The vast majority of the incidents were perpetrated against Muslim women between the ages of 14 and 45, the group’s report said. It also found that most of the perpetrators were young white men between 15 and 35.
“This is concerning since the cases show that women who wear the hijab are the ones being targeted for general abuse and threats,” Tell MAMA’s report said. “Many of the victims have suggested that no one came to their assistance or even consoled them, meaning that they felt victimized, embarrassed, alone and angry about what had taken place against them.”
A large number of the reported attacks occurred in public, such as on buses and trains. Thirty-four victims were women wearing the hijab, and eight of the incidents involved young children.
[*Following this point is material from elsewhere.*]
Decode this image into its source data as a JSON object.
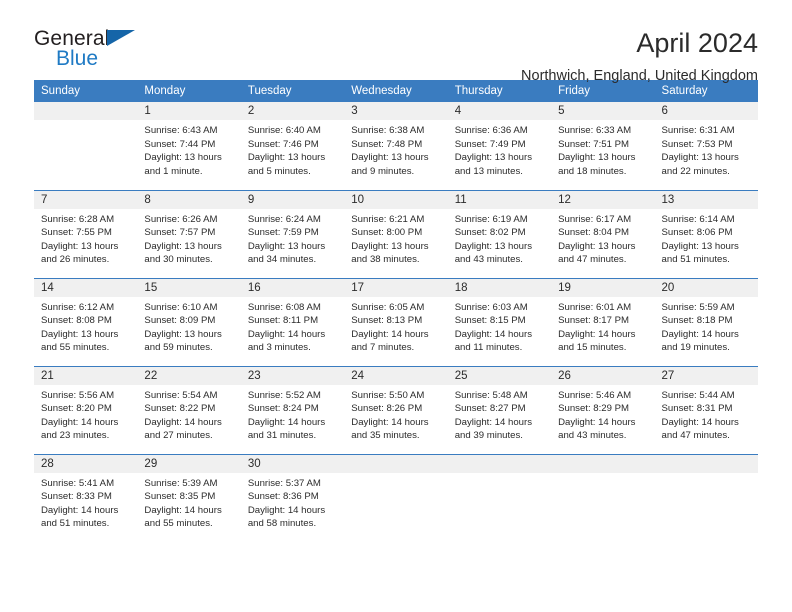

Around 4.8 of the U.K.'s population is Muslim, in comparison with France, which at 7.5 percent holds the highest proportion of Muslims of major Western European countries, according to the U.S.-based Pew Research Center.
The report found that the spike in U.K. incidents after the Paris attacks was comparable with the spike in hate crimes that occurred after the 2013 murder of British soldier Lee Rigby by two British Muslim converts.
The report comes amid criticism from Britain’s largest Muslim group over cuts to the policing budget, which it argues could negatively affect police trust and cooperation with communities, the Independent reported.
“It is difficult to see how new cuts will not make the situation worse,” said Miqdaad Versi, security and counterterrorism spokesman for the Muslim Council of Britain.